The MFJ-971 has the potential to be a great portable tuner. It is a small, compact tuner that has a sensitive SWR circuit allowing precise tuning with low power thanks to its 6w FSD setting and it has outputs for coax, wire and balanced feeder (although I won't talk about the MFJ 'heavy duty' 1:4 voltage baluns here!). To make it the almost perfect portable / QRP tuner, there were a couple of things that needed to be solved...
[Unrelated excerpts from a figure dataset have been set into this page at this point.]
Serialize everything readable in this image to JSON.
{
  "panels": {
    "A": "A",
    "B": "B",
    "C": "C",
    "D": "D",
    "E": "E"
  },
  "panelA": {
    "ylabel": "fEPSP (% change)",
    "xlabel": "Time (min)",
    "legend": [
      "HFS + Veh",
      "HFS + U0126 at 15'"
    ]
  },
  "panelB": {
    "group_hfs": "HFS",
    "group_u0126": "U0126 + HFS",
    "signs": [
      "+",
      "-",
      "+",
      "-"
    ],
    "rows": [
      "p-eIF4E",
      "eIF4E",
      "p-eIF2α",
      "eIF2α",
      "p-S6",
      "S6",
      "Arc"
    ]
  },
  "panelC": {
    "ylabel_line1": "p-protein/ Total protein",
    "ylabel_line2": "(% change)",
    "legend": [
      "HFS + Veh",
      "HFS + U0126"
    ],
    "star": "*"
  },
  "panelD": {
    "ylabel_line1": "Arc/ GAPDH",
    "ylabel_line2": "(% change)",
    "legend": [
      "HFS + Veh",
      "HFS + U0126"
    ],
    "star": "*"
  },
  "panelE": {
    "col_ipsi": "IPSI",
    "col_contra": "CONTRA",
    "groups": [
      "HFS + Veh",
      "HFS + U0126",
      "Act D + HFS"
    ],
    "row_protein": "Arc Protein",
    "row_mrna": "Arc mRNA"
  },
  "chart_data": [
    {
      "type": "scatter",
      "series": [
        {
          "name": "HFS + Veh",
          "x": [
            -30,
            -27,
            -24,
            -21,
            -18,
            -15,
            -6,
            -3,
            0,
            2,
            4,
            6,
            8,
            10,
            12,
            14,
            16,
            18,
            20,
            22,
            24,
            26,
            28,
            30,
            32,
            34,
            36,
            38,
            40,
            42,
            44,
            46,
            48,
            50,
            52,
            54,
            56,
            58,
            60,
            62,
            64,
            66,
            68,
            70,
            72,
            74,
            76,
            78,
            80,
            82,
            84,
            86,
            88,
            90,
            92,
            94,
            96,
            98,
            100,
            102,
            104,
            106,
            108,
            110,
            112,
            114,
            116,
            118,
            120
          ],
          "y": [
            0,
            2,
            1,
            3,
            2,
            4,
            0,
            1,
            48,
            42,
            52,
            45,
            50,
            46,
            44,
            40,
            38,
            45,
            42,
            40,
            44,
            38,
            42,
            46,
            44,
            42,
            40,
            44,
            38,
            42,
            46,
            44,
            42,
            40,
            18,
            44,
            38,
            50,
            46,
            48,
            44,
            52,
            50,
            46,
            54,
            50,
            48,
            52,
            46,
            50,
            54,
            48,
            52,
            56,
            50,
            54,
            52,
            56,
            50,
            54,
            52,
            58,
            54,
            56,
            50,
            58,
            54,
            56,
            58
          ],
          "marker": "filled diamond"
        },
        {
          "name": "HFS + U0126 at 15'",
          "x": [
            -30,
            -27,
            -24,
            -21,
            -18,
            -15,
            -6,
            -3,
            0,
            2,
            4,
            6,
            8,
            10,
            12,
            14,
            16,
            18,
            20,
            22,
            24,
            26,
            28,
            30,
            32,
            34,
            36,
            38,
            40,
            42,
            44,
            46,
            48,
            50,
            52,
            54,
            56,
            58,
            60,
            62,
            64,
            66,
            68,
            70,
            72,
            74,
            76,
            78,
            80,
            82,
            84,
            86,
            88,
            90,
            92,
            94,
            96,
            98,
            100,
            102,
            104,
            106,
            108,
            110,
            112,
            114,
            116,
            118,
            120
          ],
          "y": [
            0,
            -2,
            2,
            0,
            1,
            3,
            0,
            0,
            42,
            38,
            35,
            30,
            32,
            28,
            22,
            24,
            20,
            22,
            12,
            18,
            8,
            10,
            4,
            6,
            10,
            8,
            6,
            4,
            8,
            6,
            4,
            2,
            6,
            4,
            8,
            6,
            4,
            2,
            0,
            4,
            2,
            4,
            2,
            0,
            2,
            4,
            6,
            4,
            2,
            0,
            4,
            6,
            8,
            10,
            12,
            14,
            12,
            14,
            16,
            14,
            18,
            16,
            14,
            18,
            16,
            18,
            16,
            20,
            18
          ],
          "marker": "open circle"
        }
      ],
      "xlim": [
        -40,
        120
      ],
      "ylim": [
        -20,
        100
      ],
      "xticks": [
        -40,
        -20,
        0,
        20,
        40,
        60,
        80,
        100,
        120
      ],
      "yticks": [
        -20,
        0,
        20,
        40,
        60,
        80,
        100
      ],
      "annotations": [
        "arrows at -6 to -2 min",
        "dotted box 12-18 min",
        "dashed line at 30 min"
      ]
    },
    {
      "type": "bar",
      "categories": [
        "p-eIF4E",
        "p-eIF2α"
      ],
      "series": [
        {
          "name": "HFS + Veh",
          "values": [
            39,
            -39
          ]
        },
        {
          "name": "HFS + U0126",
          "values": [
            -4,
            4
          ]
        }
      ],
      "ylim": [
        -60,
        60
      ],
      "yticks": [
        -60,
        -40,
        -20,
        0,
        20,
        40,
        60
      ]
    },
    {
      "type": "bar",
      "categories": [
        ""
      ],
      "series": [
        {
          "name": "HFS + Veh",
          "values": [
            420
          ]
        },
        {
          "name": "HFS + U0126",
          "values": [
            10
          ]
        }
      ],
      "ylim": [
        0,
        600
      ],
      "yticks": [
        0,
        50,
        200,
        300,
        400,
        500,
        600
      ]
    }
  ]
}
Usually, the signal comes off the PCB and straight into the 'transmitter' capacitor and the output of the 'antenna' capacitor goes to the coax/wire connection on the rear. The switch has been added to provide a way to bypass the tuner section. A drawing of the DPDT switch wiring is below. OK, now that annoyance is out of the way, lets fix the top band issue. MFJ say 'The [MFJ-971] T-match tuner covers 1.8-30 MHz'. It may well do, if you want to match a perfect 50Ω load on 1.8MHz! The inductor inside this tuner, although adequate for 80-10m, does not have enough inductance to be useful on 160m. To overcome this problem, I included extra inductance by winding 29 turns of enamelled copper wire (any suitable insulated wire will do) on a T130-2 iron powder toroid, so when the tuner is on the 'L' inductance setting, the whole original inductor is used plus the extra inductance provided by the toroid. This does not affect any of the other settings from A-K. The MFJ-949E inductor has 27 turns, 75mm long and 75mm diameter which is about 37µH.
The inductor switch picks up its ground from the bottom of the inductor and this is also the 'L' setting, meaning the whole coil is in use when 'L' is selected. The 'K' inductance setting is 2 turns up from this point. I cut the wire just after the 'L' tap and inserted the extra inductance. Now, when 'L' is selected, the whole original inductor is in use, plus the extra inductance of the toroid, making it suitable for use on 160m! Of course, the 'K' setting still uses the whole original coil (less 2 turns) so nothing is really lost. The wires cross to keep any magnetic fields circulating the same way between the 2 inductors. The toroid is then fixed with a nut & bolt and suitable insulation washers either side of the toroid.